\myheading{Crossword generator}

\renewcommand{\CURPATH}{puzzles/cross}

We assign an integer to each character in crossword, it reflects ASCII code of it.

Then we enumerate all possible horizontal/vertical ``sticks'' longer than 1 and assign words to them.

For example, there is a horizontal stick of length 3.
And we have such 3-letter words in our dictionary: ``the'', ``she'', ``xor''.

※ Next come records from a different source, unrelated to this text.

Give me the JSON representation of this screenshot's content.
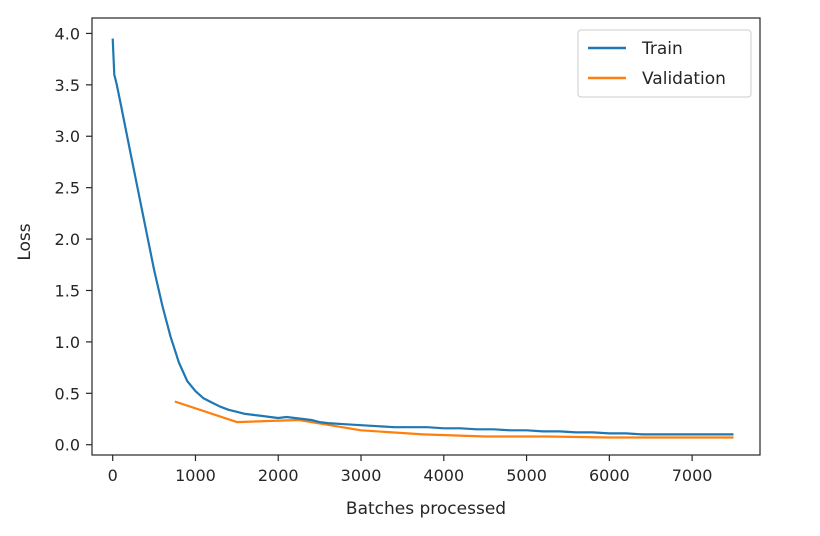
{
  "chart_data": {
    "type": "line",
    "xlabel": "Batches processed",
    "ylabel": "Loss",
    "xlim": [
      -250,
      7820
    ],
    "ylim": [
      -0.1,
      4.15
    ],
    "xticks": [
      0,
      1000,
      2000,
      3000,
      4000,
      5000,
      6000,
      7000
    ],
    "yticks": [
      0.0,
      0.5,
      1.0,
      1.5,
      2.0,
      2.5,
      3.0,
      3.5,
      4.0
    ],
    "xtick_labels": [
      "0",
      "1000",
      "2000",
      "3000",
      "4000",
      "5000",
      "6000",
      "7000"
    ],
    "ytick_labels": [
      "0.0",
      "0.5",
      "1.0",
      "1.5",
      "2.0",
      "2.5",
      "3.0",
      "3.5",
      "4.0"
    ],
    "grid": false,
    "legend_position": "top-right",
    "series": [
      {
        "name": "Train",
        "color": "#1f77b4",
        "x": [
          0,
          20,
          50,
          100,
          150,
          200,
          300,
          400,
          500,
          600,
          700,
          800,
          900,
          1000,
          1100,
          1200,
          1300,
          1400,
          1500,
          1600,
          1700,
          1800,
          1900,
          2000,
          2100,
          2200,
          2300,
          2400,
          2500,
          2600,
          2800,
          3000,
          3200,
          3400,
          3600,
          3800,
          4000,
          4200,
          4400,
          4600,
          4800,
          5000,
          5200,
          5400,
          5600,
          5800,
          6000,
          6200,
          6400,
          6600,
          6800,
          7000,
          7200,
          7400,
          7500
        ],
        "y": [
          3.95,
          3.6,
          3.5,
          3.3,
          3.1,
          2.9,
          2.5,
          2.1,
          1.7,
          1.35,
          1.05,
          0.8,
          0.62,
          0.52,
          0.45,
          0.41,
          0.37,
          0.34,
          0.32,
          0.3,
          0.29,
          0.28,
          0.27,
          0.26,
          0.27,
          0.26,
          0.25,
          0.24,
          0.22,
          0.21,
          0.2,
          0.19,
          0.18,
          0.17,
          0.17,
          0.17,
          0.16,
          0.16,
          0.15,
          0.15,
          0.14,
          0.14,
          0.13,
          0.13,
          0.12,
          0.12,
          0.11,
          0.11,
          0.1,
          0.1,
          0.1,
          0.1,
          0.1,
          0.1,
          0.1
        ]
      },
      {
        "name": "Validation",
        "color": "#ff7f0e",
        "x": [
          750,
          1500,
          2250,
          3000,
          3750,
          4500,
          5250,
          6000,
          6750,
          7500
        ],
        "y": [
          0.42,
          0.22,
          0.24,
          0.14,
          0.1,
          0.08,
          0.08,
          0.07,
          0.07,
          0.07
        ]
      }
    ]
  }
}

We add the following constraint:

\begin{lstlisting}
Or(
	And(chars[X][Y]=='t', chars[X][Y+1]=='h', chars[X][Y+2]=='e'),
	And(chars[X][Y]=='s', chars[X][Y+1]=='h', chars[X][Y+2]=='e'),
	And(chars[X][Y]=='x', chars[X][Y+1]=='o', chars[X][Y+2]=='r'))
\end{lstlisting}

One of these words would be chosen automatically.

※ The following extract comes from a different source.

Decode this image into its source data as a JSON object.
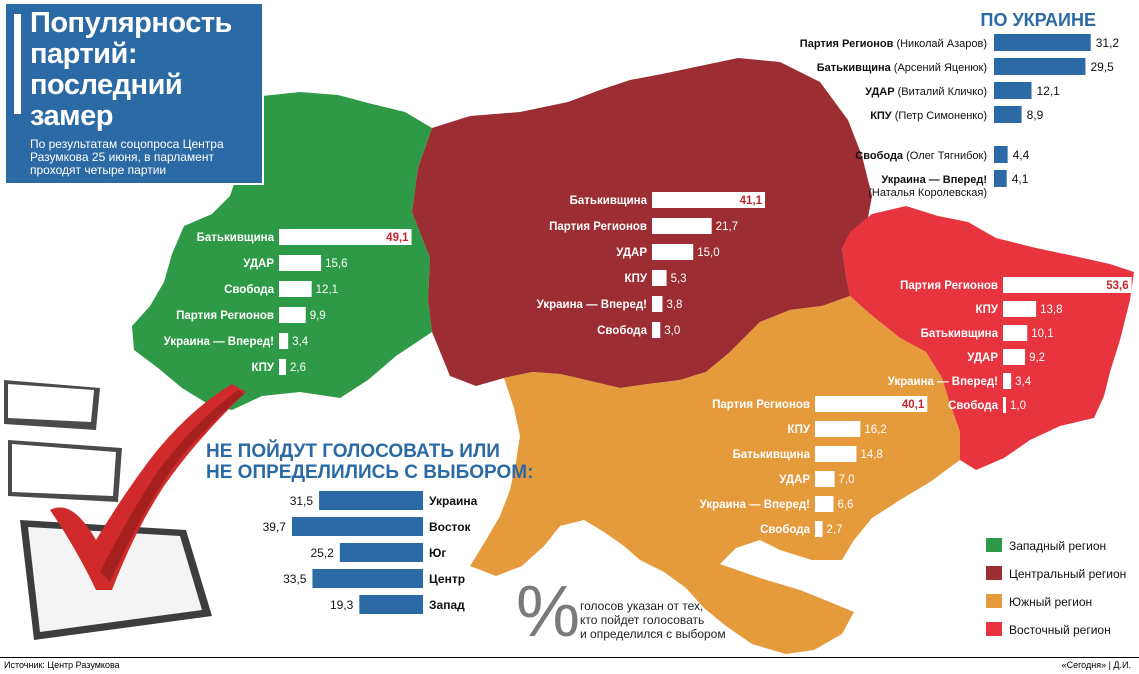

Index of each word is also considered, because duplicates are not allowed.

Sample pattern:

\begin{lstlisting}
**** **********
 * * *  * * * *
***************
 * * *  * * * *
********* *****
 * * * * * *  *
****** ********
   * * * * *   
******** ******
*  * * * * * * 
***** *********
* * * *  * * * 
***************
* * * *  * * * 
********** ****
\end{lstlisting}

Sample result:

\begin{lstlisting}
spur stimulated
 r e c  i a h e
congratulations
 m u t  a i s c
violation niece
 s a e p e n  n
rector penitent
   i i o c e
accounts herald
s  n g e a r o
press edinburgh
e x e n  t p i
characteristics
t c l r  n e a
satisfying dull

horizontal:
((0, 0), (0, 3)) spur
((0, 5), (0, 14)) stimulated
((2, 0), (2, 14)) congratulations
((4, 0), (4, 8)) violation
((4, 10), (4, 14)) niece
((6, 0), (6, 5)) rector
((6, 7), (6, 14)) penitent
((8, 0), (8, 7)) accounts
((8, 9), (8, 14)) herald
((10, 0), (10, 4)) press
((10, 6), (10, 14)) edinburgh
((12, 0), (12, 14)) characteristics
((14, 0), (14, 9)) satisfying
((14, 11), (14, 14)) dull
vertical:
((8, 0), (14, 0)) aspects
((0, 1), (6, 1)) promise
((10, 2), (14, 2)) exact
((0, 3), (10, 3)) regulations
((10, 4), (14, 4)) seals
((0, 5), (9, 5)) scattering
((10, 6), (14, 6)) entry
((4, 7), (10, 7)) opposed
((0, 8), (4, 8)) milan
((5, 9), (14, 9)) enchanting
((0, 10), (4, 10)) latin
((4, 11), (14, 11)) interrupted
((0, 12), (4, 12)) those
((8, 13), (14, 13)) logical
((0, 14), (6, 14)) descent
\end{lstlisting}

\textit{Unsat} is possible if the dictionary is too small or have no words of length present in pattern.

Constructing a crossword puzzle by bruteforce is not feasible, especially in the presence of big dictionary.

The source code:

\lstinputlisting[style=custompy]{\CURPATH/cross_Z3.py}

The files, including my dictionary: \url{\RepoURL/\CURPATH}.

Further work: rewrite it to SAT, because it's too slow.